Former Birmingham political cartoonist reacts to attacks in France

(WIAT 42)

BIRMINGHAM, Ala. (WIAT)- For thirty years, Scott Stantis has made a living out of making fun of people. He’s an editorial cartoonist for the Chicago Tribune, but before heading to the Windy City he spent thirteen years doing the same job with the Birmingham News. “Part of my job description is to tick you off,” he said. “When that’s your stock and trade, sometimes people are going to take umbrage, sometimes violent umbrage; or, at least threaten it.”

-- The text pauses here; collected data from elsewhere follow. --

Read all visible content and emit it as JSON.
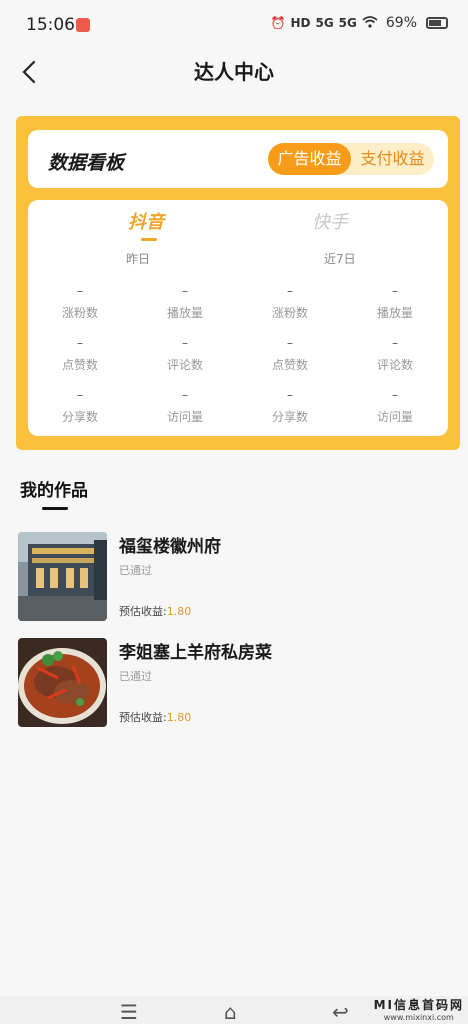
{
  "status_bar": {
    "time": "15:06",
    "hd": "HD",
    "signal1": "5G",
    "signal2": "5G",
    "battery": "69%"
  },
  "nav": {
    "title": "达人中心",
    "back_icon": "chevron-left-icon"
  },
  "dashboard": {
    "title": "数据看板",
    "tabs": [
      "广告收益",
      "支付收益"
    ],
    "active_tab": "广告收益",
    "platforms": [
      "抖音",
      "快手"
    ],
    "active_platform": "抖音",
    "periods": [
      "昨日",
      "近7日"
    ],
    "metrics": [
      [
        {
          "value": "–",
          "label": "涨粉数"
        },
        {
          "value": "–",
          "label": "播放量"
        },
        {
          "value": "–",
          "label": "涨粉数"
        },
        {
          "value": "–",
          "label": "播放量"
        }
      ],
      [
        {
          "value": "–",
          "label": "点赞数"
        },
        {
          "value": "–",
          "label": "评论数"
        },
        {
          "value": "–",
          "label": "点赞数"
        },
        {
          "value": "–",
          "label": "评论数"
        }
      ],
      [
        {
          "value": "–",
          "label": "分享数"
        },
        {
          "value": "–",
          "label": "访问量"
        },
        {
          "value": "–",
          "label": "分享数"
        },
        {
          "value": "–",
          "label": "访问量"
        }
      ]
    ],
    "accent": "#fcc13c",
    "active_color": "#f69c19"
  },
  "works": {
    "title": "我的作品",
    "items": [
      {
        "title": "福玺楼徽州府",
        "status": "已通过",
        "earn_label": "预估收益:",
        "earn_value": "1.80"
      },
      {
        "title": "李姐塞上羊府私房菜",
        "status": "已通过",
        "earn_label": "预估收益:",
        "earn_value": "1.80"
      }
    ]
  },
  "watermark": {
    "line1": "MI信息首码网",
    "line2": "www.mixinxi.com"
  }
}
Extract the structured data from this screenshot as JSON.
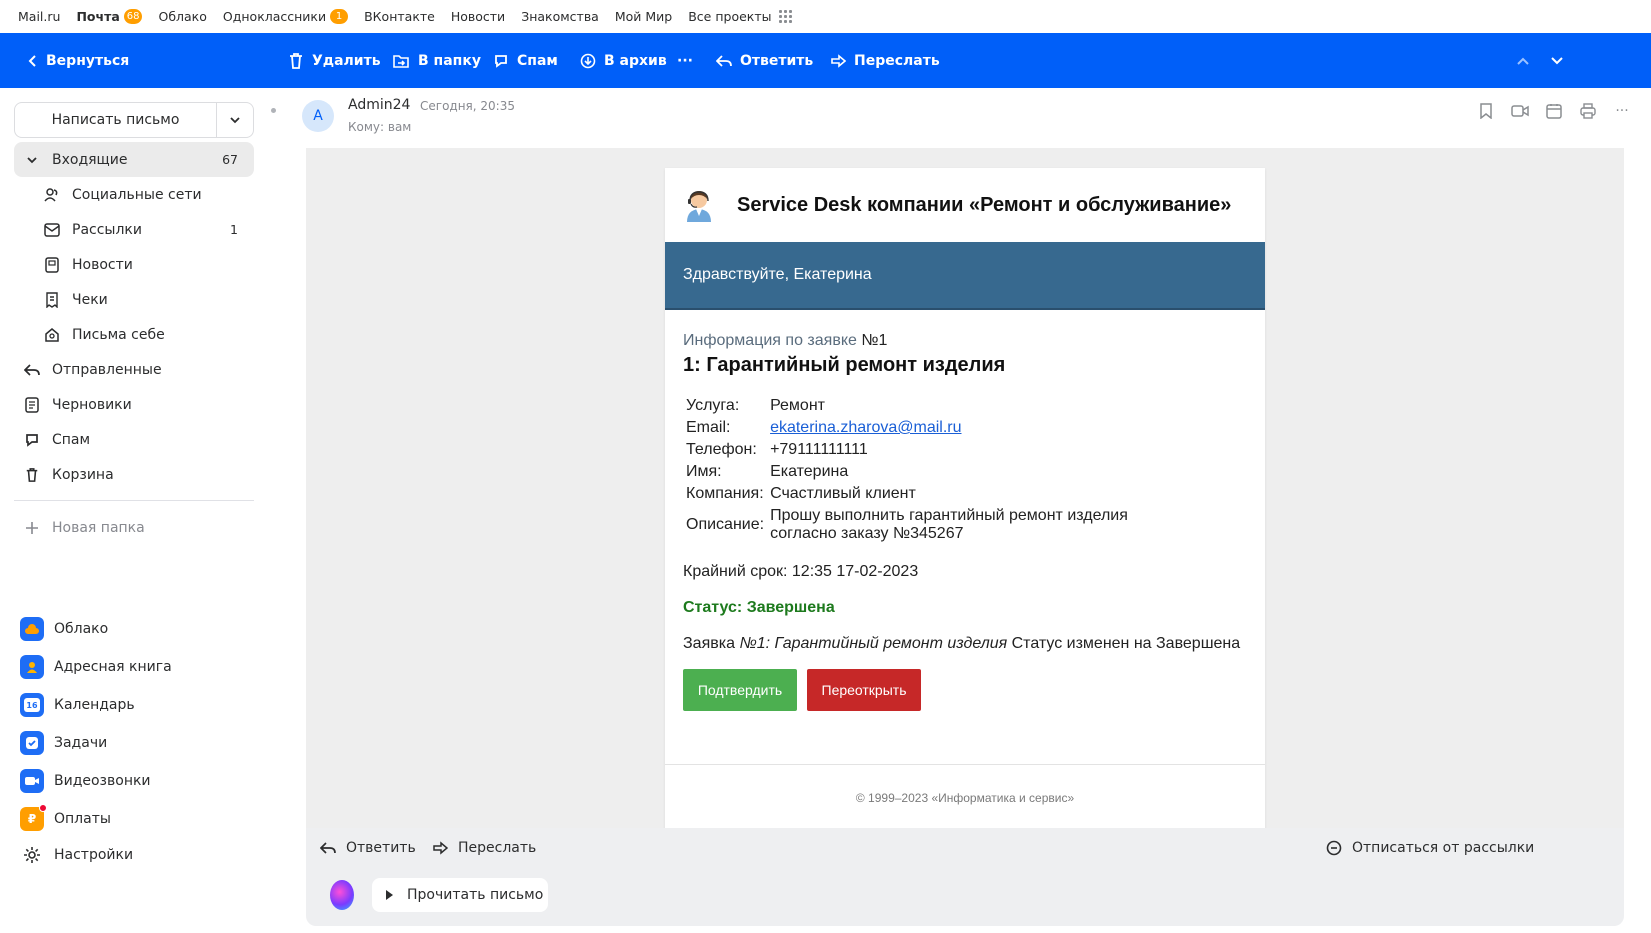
{
  "portal": {
    "items": [
      {
        "label": "Mail.ru"
      },
      {
        "label": "Почта",
        "badge": "68"
      },
      {
        "label": "Облако"
      },
      {
        "label": "Одноклассники",
        "badge": "1"
      },
      {
        "label": "ВКонтакте"
      },
      {
        "label": "Новости"
      },
      {
        "label": "Знакомства"
      },
      {
        "label": "Мой Мир"
      },
      {
        "label": "Все проекты"
      }
    ]
  },
  "toolbar": {
    "back": "Вернуться",
    "delete": "Удалить",
    "to_folder": "В папку",
    "spam": "Спам",
    "archive": "В архив",
    "more": "···",
    "reply": "Ответить",
    "forward": "Переслать"
  },
  "sidebar": {
    "compose": "Написать письмо",
    "folders": [
      {
        "label": "Входящие",
        "count": "67"
      },
      {
        "label": "Социальные сети",
        "count": ""
      },
      {
        "label": "Рассылки",
        "count": "1"
      },
      {
        "label": "Новости",
        "count": ""
      },
      {
        "label": "Чеки",
        "count": ""
      },
      {
        "label": "Письма себе",
        "count": ""
      },
      {
        "label": "Отправленные",
        "count": ""
      },
      {
        "label": "Черновики",
        "count": ""
      },
      {
        "label": "Спам",
        "count": ""
      },
      {
        "label": "Корзина",
        "count": ""
      }
    ],
    "new_folder": "Новая папка",
    "apps": [
      {
        "label": "Облако"
      },
      {
        "label": "Адресная книга"
      },
      {
        "label": "Календарь",
        "icon_text": "16"
      },
      {
        "label": "Задачи"
      },
      {
        "label": "Видеозвонки"
      },
      {
        "label": "Оплаты"
      },
      {
        "label": "Настройки"
      }
    ]
  },
  "message": {
    "avatar_letter": "A",
    "sender": "Admin24",
    "date": "Сегодня, 20:35",
    "to": "Кому: вам"
  },
  "email": {
    "header_title": "Service Desk компании «Ремонт и обслуживание»",
    "greeting": "Здравствуйте, Екатерина",
    "info_prefix": "Информация по заявке",
    "info_number": "№1",
    "request_title": "1: Гарантийный ремонт изделия",
    "details": [
      {
        "label": "Услуга:",
        "value": "Ремонт"
      },
      {
        "label": "Email:",
        "value": "ekaterina.zharova@mail.ru"
      },
      {
        "label": "Телефон:",
        "value": "+79111111111"
      },
      {
        "label": "Имя:",
        "value": "Екатерина"
      },
      {
        "label": "Компания:",
        "value": "Счастливый клиент"
      },
      {
        "label": "Описание:",
        "value": "Прошу выполнить гарантийный ремонт изделия согласно заказу №345267"
      }
    ],
    "deadline": "Крайний срок: 12:35 17-02-2023",
    "status": "Статус: Завершена",
    "changed_prefix": "Заявка",
    "changed_italic": "№1: Гарантийный ремонт изделия",
    "changed_suffix": "Статус изменен на Завершена",
    "confirm_button": "Подтвердить",
    "reopen_button": "Переоткрыть",
    "footer": "© 1999–2023 «Информатика и сервис»"
  },
  "reply_bar": {
    "reply": "Ответить",
    "forward": "Переслать",
    "unsubscribe": "Отписаться от рассылки",
    "read_aloud": "Прочитать письмо"
  },
  "colors": {
    "toolbar": "#005ff9",
    "greeting_band": "#37698f",
    "status_green": "#1d7a1d",
    "confirm": "#4caf50",
    "reopen": "#c62828"
  }
}
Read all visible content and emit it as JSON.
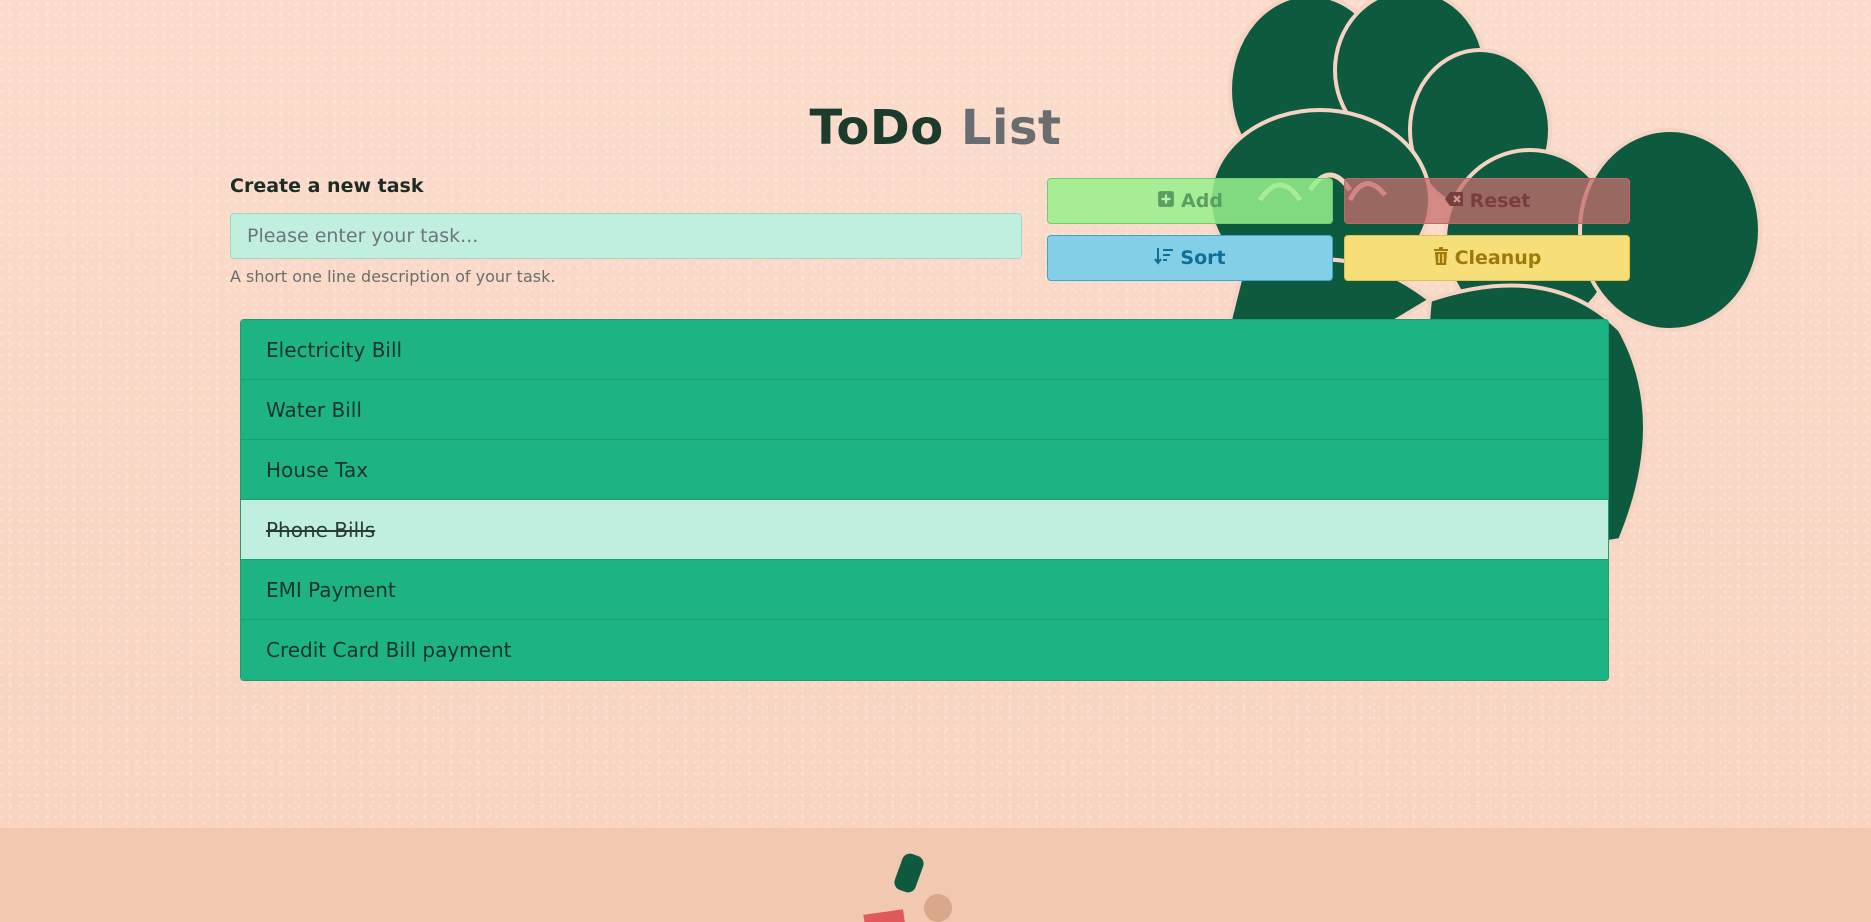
{
  "header": {
    "title_main": "ToDo",
    "title_accent": "List"
  },
  "form": {
    "label": "Create a new task",
    "placeholder": "Please enter your task...",
    "value": "",
    "help": "A short one line description of your task."
  },
  "buttons": {
    "add": {
      "label": "Add",
      "icon": "plus-square-icon"
    },
    "reset": {
      "label": "Reset",
      "icon": "x-square-icon"
    },
    "sort": {
      "label": "Sort",
      "icon": "sort-down-icon"
    },
    "cleanup": {
      "label": "Cleanup",
      "icon": "trash-icon"
    }
  },
  "tasks": [
    {
      "label": "Electricity Bill",
      "done": false
    },
    {
      "label": "Water Bill",
      "done": false
    },
    {
      "label": "House Tax",
      "done": false
    },
    {
      "label": "Phone Bills",
      "done": true
    },
    {
      "label": "EMI Payment",
      "done": false
    },
    {
      "label": "Credit Card Bill payment",
      "done": false
    }
  ],
  "colors": {
    "item_active": "#1eb385",
    "item_done": "#c1efdf",
    "plant": "#0d5a3f"
  }
}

The attacks on the French satirical magazine, Charlie Hebdo, caused outrage and grief around the world. Stantis is no exception. He added, however, that he was not surprised, citing the ever-present tension in Europe regarding political cartoons, namely those aimed at Islam. “These attacks in Paris did not blow up because of a very deeply thought out twelve-hundred word opinion piece,” said Stantis. “This happened because cartoons are emotional things that create an emotional response.”

While the tragedy in France causes pain across the world, Stantis urged the American people to take note of the liberty they enjoy. “Freedom often isn’t free. It takes sacrafice, it takes courage,” he said. At the same time, he hopes other newspapers take the same measure the Chicago Tribune. The paper is “tightening security measures pretty significantly,” according to Stantis. “They need to recognize we [political cartoonists] are targets,” he said. “We [as people] tend to not admit we’re afraid. I’m not sure why, but fear is actually a really good emotion.”

“The trick is, to let the fear inform you.”